I am really, really, really bad about all this updating stuff. And you were all so good to pray that scary little something or other out of my sweet Pipers hip...thank you.
Like Chad said on Thursday night, I came down with some sort of funk of which Piper could not be around so my mom took over a night and I got to hang out with my favorite 5 year old ever. Apparently Linley and I had the "best day ever" because I was home and able to visit her class and she misses calling me mommy...melt my heart Fancy Face, just melt it away.
And so, here is the low down on all things Piper:
Pipers CMV levels came back and they have dropped from 5 million to 500,000 in only a week which is very good. She apparently is experiencing re feeding syndrome, a rare situation that affects children who have not consumed enough calories in the recent months and have a hard time readjusting to digesting their food. That combined with dealing with the CMV (which targets intestines) has made for some serious diarrhea. In an effort to allow her body to rest, they began her on TPN which is nutrients that go into her port and do not need to be digested but still help nourish her little body. She is still drinking some Pediasure and snacking and receiving a very slow drip on NG feeds overnight to gradually get her body to learn to digest.

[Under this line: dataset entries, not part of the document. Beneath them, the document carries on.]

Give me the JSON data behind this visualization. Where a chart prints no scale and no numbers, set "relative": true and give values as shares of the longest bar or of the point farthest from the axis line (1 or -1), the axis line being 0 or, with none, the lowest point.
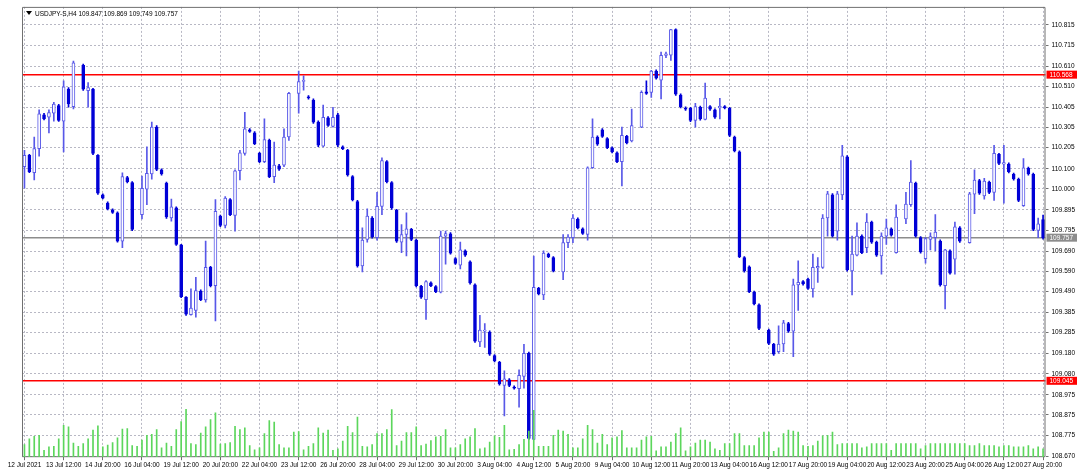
{
  "chart_data": [
    {
      "type": "candlestick",
      "title": "USDJPY-S,H4 109.847 109.869 109.749 109.757",
      "categories": [
        "12 Jul 2021",
        null,
        null,
        null,
        null,
        null,
        null,
        null,
        "13 Jul 12:00",
        null,
        null,
        null,
        null,
        null,
        null,
        null,
        "14 Jul 20:00",
        null,
        null,
        null,
        null,
        null,
        null,
        null,
        "16 Jul 04:00",
        null,
        null,
        null,
        null,
        null,
        null,
        null,
        "19 Jul 12:00",
        null,
        null,
        null,
        null,
        null,
        null,
        null,
        "20 Jul 20:00",
        null,
        null,
        null,
        null,
        null,
        null,
        null,
        "22 Jul 04:00",
        null,
        null,
        null,
        null,
        null,
        null,
        null,
        "23 Jul 12:00",
        null,
        null,
        null,
        null,
        null,
        null,
        null,
        "26 Jul 20:00",
        null,
        null,
        null,
        null,
        null,
        null,
        null,
        "28 Jul 04:00",
        null,
        null,
        null,
        null,
        null,
        null,
        null,
        "29 Jul 12:00",
        null,
        null,
        null,
        null,
        null,
        null,
        null,
        "30 Jul 20:00",
        null,
        null,
        null,
        null,
        null,
        null,
        null,
        "3 Aug 04:00",
        null,
        null,
        null,
        null,
        null,
        null,
        null,
        "4 Aug 12:00",
        null,
        null,
        null,
        null,
        null,
        null,
        null,
        "5 Aug 20:00",
        null,
        null,
        null,
        null,
        null,
        null,
        null,
        "9 Aug 04:00",
        null,
        null,
        null,
        null,
        null,
        null,
        null,
        "10 Aug 12:00",
        null,
        null,
        null,
        null,
        null,
        null,
        null,
        "11 Aug 20:00",
        null,
        null,
        null,
        null,
        null,
        null,
        null,
        "13 Aug 04:00",
        null,
        null,
        null,
        null,
        null,
        null,
        null,
        "16 Aug 12:00",
        null,
        null,
        null,
        null,
        null,
        null,
        null,
        "17 Aug 20:00",
        null,
        null,
        null,
        null,
        null,
        null,
        null,
        "19 Aug 04:00",
        null,
        null,
        null,
        null,
        null,
        null,
        null,
        "20 Aug 12:00",
        null,
        null,
        null,
        null,
        null,
        null,
        null,
        "23 Aug 20:00",
        null,
        null,
        null,
        null,
        null,
        null,
        null,
        "25 Aug 04:00",
        null,
        null,
        null,
        null,
        null,
        null,
        null,
        "26 Aug 12:00",
        null,
        null,
        null,
        null,
        null,
        null,
        null,
        "27 Aug 20:00"
      ],
      "ohlc": [
        [
          110.11,
          110.192,
          110.003,
          110.167
        ],
        [
          110.167,
          110.172,
          110.08,
          110.085
        ],
        [
          110.08,
          110.258,
          110.044,
          110.2
        ],
        [
          110.2,
          110.393,
          110.163,
          110.373
        ],
        [
          110.368,
          110.375,
          110.343,
          110.348
        ],
        [
          110.356,
          110.393,
          110.278,
          110.379
        ],
        [
          110.376,
          110.43,
          110.337,
          110.422
        ],
        [
          110.414,
          110.42,
          110.335,
          110.34
        ],
        [
          110.337,
          110.537,
          110.184,
          110.508
        ],
        [
          110.496,
          110.504,
          110.406,
          110.422
        ],
        [
          110.409,
          110.636,
          110.397,
          110.627
        ],
        null,
        [
          110.614,
          110.62,
          110.49,
          110.496
        ],
        [
          110.488,
          110.529,
          110.406,
          110.504
        ],
        [
          110.496,
          110.5,
          110.17,
          110.176
        ],
        [
          110.167,
          110.17,
          109.972,
          109.978
        ],
        [
          109.97,
          109.975,
          109.95,
          109.954
        ],
        [
          109.929,
          109.935,
          109.895,
          109.9
        ],
        [
          109.896,
          109.9,
          109.878,
          109.883
        ],
        [
          109.88,
          109.885,
          109.735,
          109.74
        ],
        [
          109.74,
          110.08,
          109.707,
          110.061
        ],
        [
          110.056,
          110.062,
          110.03,
          110.036
        ],
        [
          110.031,
          110.036,
          109.792,
          109.798
        ],
        null,
        [
          109.872,
          110.064,
          109.85,
          110.003
        ],
        [
          109.998,
          110.209,
          109.921,
          110.077
        ],
        [
          110.074,
          110.332,
          110.048,
          110.307
        ],
        [
          110.307,
          110.315,
          110.09,
          110.097
        ],
        [
          110.094,
          110.1,
          110.068,
          110.074
        ],
        [
          110.028,
          110.034,
          109.853,
          109.86
        ],
        [
          109.855,
          109.949,
          109.839,
          109.91
        ],
        [
          109.905,
          109.91,
          109.718,
          109.724
        ],
        [
          109.721,
          109.724,
          109.458,
          109.464
        ],
        [
          109.461,
          109.464,
          109.37,
          109.376
        ],
        [
          109.374,
          109.502,
          109.371,
          109.407
        ],
        [
          109.395,
          109.56,
          109.362,
          109.494
        ],
        [
          109.491,
          109.497,
          109.444,
          109.449
        ],
        [
          109.448,
          109.74,
          109.436,
          109.609
        ],
        [
          109.609,
          109.615,
          109.512,
          109.518
        ],
        [
          109.518,
          109.946,
          109.343,
          109.888
        ],
        [
          109.864,
          109.87,
          109.812,
          109.818
        ],
        [
          109.818,
          109.962,
          109.806,
          109.954
        ],
        [
          109.946,
          109.952,
          109.866,
          109.872
        ],
        [
          109.868,
          110.094,
          109.79,
          110.09
        ],
        [
          110.09,
          110.192,
          110.044,
          110.179
        ],
        [
          110.176,
          110.381,
          110.167,
          110.299
        ],
        [
          110.294,
          110.3,
          110.28,
          110.286
        ],
        [
          110.279,
          110.285,
          110.22,
          110.225
        ],
        [
          110.176,
          110.182,
          110.13,
          110.135
        ],
        [
          110.135,
          110.348,
          110.13,
          110.245
        ],
        [
          110.241,
          110.248,
          110.055,
          110.061
        ],
        [
          110.061,
          110.233,
          110.031,
          110.118
        ],
        [
          110.115,
          110.122,
          110.092,
          110.098
        ],
        [
          110.118,
          110.299,
          110.11,
          110.258
        ],
        [
          110.258,
          110.48,
          110.241,
          110.475
        ],
        null,
        [
          110.475,
          110.586,
          110.376,
          110.534
        ],
        [
          110.534,
          110.562,
          110.491,
          110.54
        ],
        [
          110.458,
          110.464,
          110.446,
          110.452
        ],
        [
          110.442,
          110.448,
          110.326,
          110.332
        ],
        [
          110.332,
          110.338,
          110.21,
          110.217
        ],
        [
          110.212,
          110.417,
          110.209,
          110.356
        ],
        [
          110.353,
          110.36,
          110.31,
          110.315
        ],
        [
          110.31,
          110.406,
          110.307,
          110.356
        ],
        [
          110.368,
          110.375,
          110.21,
          110.217
        ],
        [
          110.209,
          110.214,
          110.195,
          110.2
        ],
        [
          110.192,
          110.197,
          110.063,
          110.069
        ],
        [
          110.061,
          110.066,
          109.94,
          109.946
        ],
        [
          109.937,
          109.943,
          109.61,
          109.617
        ],
        [
          109.617,
          109.806,
          109.587,
          109.745
        ],
        [
          109.748,
          109.9,
          109.735,
          109.864
        ],
        [
          109.855,
          109.862,
          109.755,
          109.762
        ],
        [
          109.757,
          109.982,
          109.745,
          109.913
        ],
        [
          109.913,
          110.154,
          109.872,
          110.14
        ],
        [
          110.135,
          110.14,
          110.03,
          110.036
        ],
        [
          110.031,
          110.036,
          109.898,
          109.905
        ],
        [
          109.893,
          109.898,
          109.734,
          109.74
        ],
        [
          109.735,
          109.822,
          109.683,
          109.773
        ],
        [
          109.773,
          109.88,
          109.666,
          109.801
        ],
        [
          109.798,
          109.804,
          109.742,
          109.748
        ],
        [
          109.745,
          109.75,
          109.512,
          109.518
        ],
        [
          109.515,
          109.52,
          109.455,
          109.461
        ],
        [
          109.449,
          109.543,
          109.351,
          109.538
        ],
        [
          109.532,
          109.537,
          109.513,
          109.518
        ],
        [
          109.514,
          109.519,
          109.484,
          109.489
        ],
        [
          109.486,
          109.79,
          109.482,
          109.765
        ],
        [
          109.765,
          109.79,
          109.625,
          109.778
        ],
        [
          109.776,
          109.782,
          109.675,
          109.68
        ],
        [
          109.653,
          109.658,
          109.624,
          109.629
        ],
        [
          109.62,
          109.735,
          109.601,
          109.696
        ],
        [
          109.691,
          109.696,
          109.664,
          109.67
        ],
        [
          109.637,
          109.642,
          109.526,
          109.532
        ],
        [
          109.522,
          109.527,
          109.236,
          109.242
        ],
        [
          109.239,
          109.371,
          109.215,
          109.297
        ],
        [
          109.292,
          109.33,
          109.211,
          109.297
        ],
        [
          109.288,
          109.294,
          109.171,
          109.177
        ],
        [
          109.17,
          109.175,
          109.139,
          109.144
        ],
        [
          109.137,
          109.142,
          109.023,
          109.029
        ],
        [
          109.022,
          109.095,
          108.87,
          109.055
        ],
        [
          109.05,
          109.056,
          109.016,
          109.022
        ],
        [
          109.014,
          109.02,
          109.003,
          109.009
        ],
        [
          109.006,
          109.1,
          108.914,
          109.072
        ],
        [
          109.067,
          109.226,
          109.009,
          109.182
        ],
        [
          109.182,
          109.188,
          108.753,
          108.759
        ],
        [
          108.754,
          109.666,
          108.752,
          109.51
        ],
        [
          109.505,
          109.51,
          109.472,
          109.477
        ],
        [
          109.472,
          109.691,
          109.449,
          109.68
        ],
        [
          109.675,
          109.68,
          109.658,
          109.663
        ],
        [
          109.658,
          109.663,
          109.587,
          109.592
        ],
        null,
        [
          109.587,
          109.773,
          109.548,
          109.732
        ],
        [
          109.732,
          109.773,
          109.707,
          109.76
        ],
        [
          109.757,
          109.872,
          109.732,
          109.855
        ],
        [
          109.85,
          109.856,
          109.8,
          109.806
        ],
        [
          109.801,
          109.806,
          109.773,
          109.778
        ],
        [
          109.773,
          110.11,
          109.745,
          110.105
        ],
        [
          110.105,
          110.348,
          110.102,
          110.258
        ],
        [
          110.258,
          110.264,
          110.216,
          110.222
        ],
        [
          110.294,
          110.3,
          110.256,
          110.261
        ],
        [
          110.25,
          110.255,
          110.2,
          110.205
        ],
        [
          110.204,
          110.209,
          110.179,
          110.184
        ],
        [
          110.179,
          110.184,
          110.13,
          110.135
        ],
        [
          110.135,
          110.307,
          110.015,
          110.266
        ],
        [
          110.261,
          110.266,
          110.223,
          110.228
        ],
        [
          110.238,
          110.397,
          110.233,
          110.315
        ],
        null,
        [
          110.307,
          110.488,
          110.304,
          110.48
        ],
        [
          110.483,
          110.537,
          110.47,
          110.475
        ],
        [
          110.48,
          110.59,
          110.455,
          110.586
        ],
        [
          110.586,
          110.592,
          110.545,
          110.55
        ],
        [
          110.54,
          110.68,
          110.447,
          110.664
        ],
        [
          110.664,
          110.68,
          110.652,
          110.672
        ],
        [
          110.665,
          110.794,
          110.639,
          110.792
        ],
        [
          110.792,
          110.796,
          110.465,
          110.471
        ],
        [
          110.466,
          110.472,
          110.403,
          110.409
        ],
        [
          110.402,
          110.408,
          110.39,
          110.396
        ],
        [
          110.401,
          110.406,
          110.334,
          110.34
        ],
        [
          110.34,
          110.425,
          110.307,
          110.409
        ],
        [
          110.406,
          110.412,
          110.342,
          110.348
        ],
        [
          110.345,
          110.526,
          110.343,
          110.452
        ],
        [
          110.409,
          110.414,
          110.39,
          110.396
        ],
        [
          110.393,
          110.398,
          110.35,
          110.356
        ],
        [
          110.402,
          110.45,
          110.348,
          110.411
        ],
        [
          110.409,
          110.414,
          110.397,
          110.402
        ],
        [
          110.401,
          110.406,
          110.26,
          110.266
        ],
        [
          110.258,
          110.263,
          110.183,
          110.189
        ],
        [
          110.184,
          110.189,
          109.657,
          109.663
        ],
        [
          109.658,
          109.663,
          109.586,
          109.592
        ],
        [
          109.612,
          109.617,
          109.483,
          109.489
        ],
        [
          109.486,
          109.491,
          109.422,
          109.428
        ],
        [
          109.423,
          109.428,
          109.299,
          109.305
        ],
        null,
        [
          109.297,
          109.302,
          109.225,
          109.231
        ],
        [
          109.226,
          109.232,
          109.171,
          109.177
        ],
        [
          109.19,
          109.318,
          109.182,
          109.228
        ],
        [
          109.228,
          109.346,
          109.19,
          109.333
        ],
        [
          109.33,
          109.336,
          109.286,
          109.292
        ],
        [
          109.292,
          109.551,
          109.165,
          109.522
        ],
        [
          109.522,
          109.642,
          109.395,
          109.535
        ],
        [
          109.538,
          109.543,
          109.521,
          109.527
        ],
        [
          109.551,
          109.556,
          109.499,
          109.505
        ],
        [
          109.502,
          109.675,
          109.461,
          109.609
        ],
        [
          109.606,
          109.658,
          109.535,
          109.614
        ],
        [
          109.609,
          109.872,
          109.604,
          109.855
        ],
        [
          109.855,
          109.987,
          109.765,
          109.975
        ],
        [
          109.97,
          109.976,
          109.759,
          109.765
        ],
        [
          109.79,
          109.987,
          109.745,
          109.975
        ],
        [
          109.97,
          110.217,
          109.946,
          110.164
        ],
        [
          110.159,
          110.165,
          109.591,
          109.597
        ],
        [
          109.592,
          109.765,
          109.472,
          109.675
        ],
        [
          109.67,
          109.831,
          109.666,
          109.765
        ],
        [
          109.765,
          109.771,
          109.677,
          109.683
        ],
        [
          109.707,
          109.877,
          109.683,
          109.834
        ],
        [
          109.834,
          109.84,
          109.729,
          109.735
        ],
        [
          109.735,
          109.74,
          109.664,
          109.67
        ],
        [
          109.666,
          109.781,
          109.576,
          109.765
        ],
        [
          109.765,
          109.85,
          109.724,
          109.806
        ],
        [
          109.801,
          109.806,
          109.764,
          109.77
        ],
        [
          109.683,
          109.921,
          109.68,
          109.859
        ],
        null,
        [
          109.85,
          109.982,
          109.827,
          109.924
        ],
        [
          109.921,
          110.14,
          109.913,
          110.033
        ],
        [
          110.028,
          110.034,
          109.759,
          109.765
        ],
        [
          109.757,
          109.762,
          109.68,
          109.686
        ],
        [
          109.653,
          109.757,
          109.63,
          109.752
        ],
        [
          109.748,
          109.781,
          109.696,
          109.762
        ],
        [
          109.757,
          109.872,
          109.691,
          109.785
        ],
        [
          109.74,
          109.746,
          109.516,
          109.522
        ],
        [
          109.518,
          109.699,
          109.403,
          109.696
        ],
        [
          109.691,
          109.697,
          109.575,
          109.581
        ],
        [
          109.65,
          109.834,
          109.576,
          109.811
        ],
        [
          109.806,
          109.812,
          109.734,
          109.74
        ],
        null,
        [
          109.732,
          109.982,
          109.73,
          109.975
        ],
        [
          109.974,
          110.094,
          109.877,
          110.044
        ],
        [
          110.041,
          110.047,
          109.972,
          109.978
        ],
        [
          109.965,
          110.052,
          109.949,
          110.039
        ],
        [
          110.033,
          110.039,
          109.976,
          109.982
        ],
        [
          109.982,
          110.217,
          109.942,
          110.176
        ],
        [
          110.171,
          110.177,
          110.12,
          110.126
        ],
        [
          110.123,
          110.217,
          109.929,
          110.13
        ],
        [
          110.123,
          110.129,
          110.079,
          110.085
        ],
        [
          110.072,
          110.078,
          110.043,
          110.049
        ],
        [
          110.047,
          110.053,
          109.936,
          109.942
        ],
        [
          109.916,
          110.151,
          109.913,
          110.105
        ],
        [
          110.102,
          110.108,
          110.068,
          110.074
        ],
        [
          110.072,
          110.078,
          109.792,
          109.798
        ],
        [
          109.793,
          109.855,
          109.757,
          109.826
        ],
        [
          109.847,
          109.869,
          109.749,
          109.757
        ]
      ],
      "colors": [
        "#5858e8",
        "#0000d6",
        "#5858e8",
        "#5858e8",
        "#0000d6",
        "#5858e8",
        "#5858e8",
        "#0000d6",
        "#5858e8",
        "#0000d6",
        "#5858e8",
        null,
        "#0000d6",
        "#5858e8",
        "#0000d6",
        "#0000d6",
        "#0000d6",
        "#0000d6",
        "#0000d6",
        "#0000d6",
        "#5858e8",
        "#0000d6",
        "#0000d6",
        null,
        "#5858e8",
        "#5858e8",
        "#5858e8",
        "#0000d6",
        "#0000d6",
        "#0000d6",
        "#5858e8",
        "#0000d6",
        "#0000d6",
        "#0000d6",
        "#5858e8",
        "#5858e8",
        "#0000d6",
        "#5858e8",
        "#0000d6",
        "#5858e8",
        "#0000d6",
        "#5858e8",
        "#0000d6",
        "#5858e8",
        "#5858e8",
        "#5858e8",
        "#0000d6",
        "#0000d6",
        "#0000d6",
        "#5858e8",
        "#0000d6",
        "#5858e8",
        "#0000d6",
        "#5858e8",
        "#5858e8",
        null,
        "#5858e8",
        "#5858e8",
        "#0000d6",
        "#0000d6",
        "#0000d6",
        "#5858e8",
        "#0000d6",
        "#5858e8",
        "#0000d6",
        "#0000d6",
        "#0000d6",
        "#0000d6",
        "#0000d6",
        "#5858e8",
        "#5858e8",
        "#0000d6",
        "#5858e8",
        "#5858e8",
        "#0000d6",
        "#0000d6",
        "#0000d6",
        "#5858e8",
        "#5858e8",
        "#0000d6",
        "#0000d6",
        "#0000d6",
        "#5858e8",
        "#0000d6",
        "#0000d6",
        "#5858e8",
        "#5858e8",
        "#0000d6",
        "#0000d6",
        "#5858e8",
        "#0000d6",
        "#0000d6",
        "#0000d6",
        "#5858e8",
        "#5858e8",
        "#0000d6",
        "#0000d6",
        "#0000d6",
        "#5858e8",
        "#0000d6",
        "#0000d6",
        "#5858e8",
        "#5858e8",
        "#0000d6",
        "#5858e8",
        "#0000d6",
        "#5858e8",
        "#0000d6",
        "#0000d6",
        null,
        "#5858e8",
        "#5858e8",
        "#5858e8",
        "#0000d6",
        "#0000d6",
        "#5858e8",
        "#5858e8",
        "#0000d6",
        "#0000d6",
        "#0000d6",
        "#0000d6",
        "#0000d6",
        "#5858e8",
        "#0000d6",
        "#5858e8",
        null,
        "#5858e8",
        "#0000d6",
        "#5858e8",
        "#0000d6",
        "#5858e8",
        "#5858e8",
        "#5858e8",
        "#0000d6",
        "#0000d6",
        "#0000d6",
        "#0000d6",
        "#5858e8",
        "#0000d6",
        "#5858e8",
        "#0000d6",
        "#0000d6",
        "#5858e8",
        "#0000d6",
        "#0000d6",
        "#0000d6",
        "#0000d6",
        "#0000d6",
        "#0000d6",
        "#0000d6",
        "#0000d6",
        null,
        "#0000d6",
        "#0000d6",
        "#5858e8",
        "#5858e8",
        "#0000d6",
        "#5858e8",
        "#5858e8",
        "#0000d6",
        "#0000d6",
        "#5858e8",
        "#5858e8",
        "#5858e8",
        "#5858e8",
        "#0000d6",
        "#5858e8",
        "#5858e8",
        "#0000d6",
        "#5858e8",
        "#5858e8",
        "#0000d6",
        "#5858e8",
        "#0000d6",
        "#0000d6",
        "#5858e8",
        "#5858e8",
        "#0000d6",
        "#5858e8",
        null,
        "#5858e8",
        "#5858e8",
        "#0000d6",
        "#0000d6",
        "#5858e8",
        "#5858e8",
        "#5858e8",
        "#0000d6",
        "#5858e8",
        "#0000d6",
        "#5858e8",
        "#0000d6",
        null,
        "#5858e8",
        "#5858e8",
        "#0000d6",
        "#5858e8",
        "#0000d6",
        "#5858e8",
        "#0000d6",
        "#5858e8",
        "#0000d6",
        "#0000d6",
        "#0000d6",
        "#5858e8",
        "#0000d6",
        "#0000d6",
        "#5858e8",
        "#0000d6"
      ],
      "ylim": [
        108.665,
        110.905
      ],
      "yticks": [
        {
          "value": 108.67,
          "label": "108.670"
        },
        108.775,
        108.875,
        108.975,
        {
          "value": 109.08,
          "label": "109.080"
        },
        {
          "value": 109.18,
          "label": "109.180"
        },
        109.285,
        109.385,
        {
          "value": 109.49,
          "label": "109.490"
        },
        {
          "value": 109.59,
          "label": "109.590"
        },
        {
          "value": 109.69,
          "label": "109.690"
        },
        109.795,
        109.895,
        {
          "value": 110,
          "label": "110.000"
        },
        {
          "value": 110.1,
          "label": "110.100"
        },
        110.205,
        110.305,
        110.405,
        {
          "value": 110.51,
          "label": "110.510"
        },
        {
          "value": 110.61,
          "label": "110.610"
        },
        110.715,
        110.815
      ],
      "grid": true,
      "ref_lines": [
        {
          "axis": "y",
          "value": 110.568,
          "label": "110.568",
          "color": "#ff0000"
        },
        {
          "axis": "y",
          "value": 109.757,
          "label": "109.757",
          "color": "#8c8c8c"
        },
        {
          "axis": "y",
          "value": 109.045,
          "label": "109.045",
          "color": "#ff0000"
        }
      ]
    },
    {
      "type": "bar",
      "relative": true,
      "color": "#5cd65c",
      "categories": [
        null,
        null,
        null,
        null,
        null,
        null,
        null,
        null,
        null,
        null,
        null,
        null,
        null,
        null,
        null,
        null,
        null,
        null,
        null,
        null,
        null,
        null,
        null,
        null,
        null,
        null,
        null,
        null,
        null,
        null,
        null,
        null,
        null,
        null,
        null,
        null,
        null,
        null,
        null,
        null,
        null,
        null,
        null,
        null,
        null,
        null,
        null,
        null,
        null,
        null,
        null,
        null,
        null,
        null,
        null,
        null,
        null,
        null,
        null,
        null,
        null,
        null,
        null,
        null,
        null,
        null,
        null,
        null,
        null,
        null,
        null,
        null,
        null,
        null,
        null,
        null,
        null,
        null,
        null,
        null,
        null,
        null,
        null,
        null,
        null,
        null,
        null,
        null,
        null,
        null,
        null,
        null,
        null,
        null,
        null,
        null,
        null,
        null,
        null,
        null,
        null,
        null,
        null,
        null,
        null,
        null,
        null,
        null,
        null,
        null,
        null,
        null,
        null,
        null,
        null,
        null,
        null,
        null,
        null,
        null,
        null,
        null,
        null,
        null,
        null,
        null,
        null,
        null,
        null,
        null,
        null,
        null,
        null,
        null,
        null,
        null,
        null,
        null,
        null,
        null,
        null,
        null,
        null,
        null,
        null,
        null,
        null,
        null,
        null,
        null,
        null,
        null,
        null,
        null,
        null,
        null,
        null,
        null,
        null,
        null,
        null,
        null,
        null,
        null,
        null,
        null,
        null,
        null,
        null,
        null,
        null,
        null,
        null,
        null,
        null,
        null,
        null,
        null,
        null,
        null,
        null,
        null,
        null,
        null,
        null,
        null,
        null,
        null,
        null,
        null,
        null,
        null,
        null,
        null,
        null,
        null,
        null,
        null,
        null,
        null,
        null,
        null,
        null,
        null,
        null,
        null,
        null,
        null,
        null
      ],
      "values": [
        0.26,
        0.38,
        0.43,
        0.45,
        0.14,
        0.21,
        0.22,
        0.38,
        0.66,
        0.63,
        0.29,
        0.22,
        0.28,
        0.38,
        0.56,
        0.65,
        0.21,
        0.25,
        0.3,
        0.4,
        0.58,
        0.59,
        0.24,
        0.22,
        0.35,
        0.45,
        0.47,
        0.57,
        0.19,
        0.29,
        0.22,
        0.57,
        0.74,
        1,
        0.28,
        0.26,
        0.5,
        0.63,
        0.78,
        0.92,
        0.27,
        0.28,
        0.3,
        0.64,
        0.57,
        0.61,
        0.24,
        0.15,
        0.19,
        0.49,
        0.76,
        0.73,
        0.26,
        0.19,
        0.19,
        0.52,
        0.53,
        0.15,
        0.22,
        0.28,
        0.61,
        0.5,
        0.56,
        0.14,
        0.17,
        0.33,
        0.64,
        0.51,
        0.83,
        0.22,
        0.21,
        0.26,
        0.49,
        0.49,
        0.57,
        0.99,
        0.24,
        0.33,
        0.51,
        0.51,
        0.63,
        0.24,
        0.27,
        0.34,
        0.42,
        0.43,
        0.57,
        0.19,
        0.19,
        0.26,
        0.38,
        0.42,
        0.59,
        0.17,
        0.19,
        0.31,
        0.44,
        0.41,
        0.66,
        0.15,
        0.16,
        0.26,
        0.37,
        0.54,
        0.97,
        0.22,
        0.22,
        0.22,
        0.45,
        0.56,
        0.54,
        0.47,
        0.19,
        0.19,
        0.38,
        0.66,
        0.57,
        0.29,
        0.47,
        0.26,
        0.4,
        0.42,
        0.55,
        0.19,
        0.19,
        0.19,
        0.35,
        0.42,
        0.43,
        0.13,
        0.21,
        0.21,
        0.31,
        0.49,
        0.61,
        0.13,
        0.21,
        0.29,
        0.35,
        0.35,
        0.31,
        0.17,
        0.14,
        0.28,
        0.28,
        0.49,
        0.49,
        0.24,
        0.24,
        0.24,
        0.4,
        0.52,
        0.52,
        0.12,
        0.19,
        0.49,
        0.56,
        0.54,
        0.52,
        0.24,
        0.22,
        0.24,
        0.33,
        0.44,
        0.45,
        0.52,
        0.26,
        0.28,
        0.28,
        0.28,
        0.28,
        0.19,
        0.21,
        0.28,
        0.28,
        0.28,
        0.28,
        0.14,
        0.28,
        0.28,
        0.28,
        0.28,
        0.28,
        0.17,
        0.24,
        0.28,
        0.28,
        0.28,
        0.28,
        0.28,
        0.28,
        0.28,
        0.28,
        0.24,
        0.24,
        0.28,
        0.24,
        0.24,
        0.24,
        0.21,
        0.24,
        0.24,
        0.21,
        0.21,
        0.21,
        0.24,
        0.17,
        0.21,
        0.17
      ]
    }
  ]
}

She has begun spiking fevers but none of the cultures taken have grown anything yet. Around the same time she began to have decreased oxygen and subsequently a rapid heart rate. This is only happening when she sleeps so she is only required to have the oxygen mask at night. She has received a blood transfusion and a platelet transfusion in the last 48 hrs. Pipers UTI has cleared up totally. She has gone from 5.7 kilos at admission to 6.77 today...some of which is fluids but not all. There was some concern that she was taking in too much fluids and not ridding her little body of them so a chest XRAY was taken to see if there was any fluid in her lungs...and there is not. Somehow though she has some sweetly swollen ankles and feet.
Lets see. She was allowed to leave the room tonight for the first time in 10 days. Hopefully this week she will be getting some physical therapy to add to her occupational therapy. Her little legs are all but useless from being unused, not only the last 10 days here but the gradual decline we were seeing at home as well. Pipers ANC is still rock bottom but today her blood work showed neutrophils, which indicate that her blood counts are finally on the rise. Amazingly, today was the first time I have seen her laugh and play since at least October. She is a little puffy, she has beautiful bed head but she was sitting up on her own and playing and being silly and snacking and I am beginning to hope that perhaps we are turning a corner...perhaps.
A lot of this is very hard to see, especially as she is dealing with so many different issues, some which coincide and some which we have no idea what is causing them. Its a little overwhelming but I am confident that she is in good hands, both with her nurses and her God. One of my biggest concerns at this moment is that the doctors made the unanimous decision to hold Pipers chemo for a week or so in order to allow her body to heal. This is frightening to me as that beast leukemia is a stealthy one and I pray that irregardless of not receiving the chemo, that somehow it still continues to die.die.die.
And until these issues begin to be answered we are settling into room 194...although I did put in for a room change because there are about 14 male workers outside showing off a little too much crack for this G rated hospital room and the blinds to the hall do not work, making me wonder at times if the rest of Aflac have up and left myself and Piper alone. Isolation is for the birds but I believe that I have stated that one before. And probably will again.
Thank you to everyone who has blessed us with meals, childcare, visits, money, cards, coffee, Trader Joe's wine, gift cards, toys, laughter, prayers, and anything else that I am certain I am forgetting to post here but have not forgotten to appreciate. You guys are amazing...I only pray that someday my life is simple enough that I can be the one helping out. Thank you!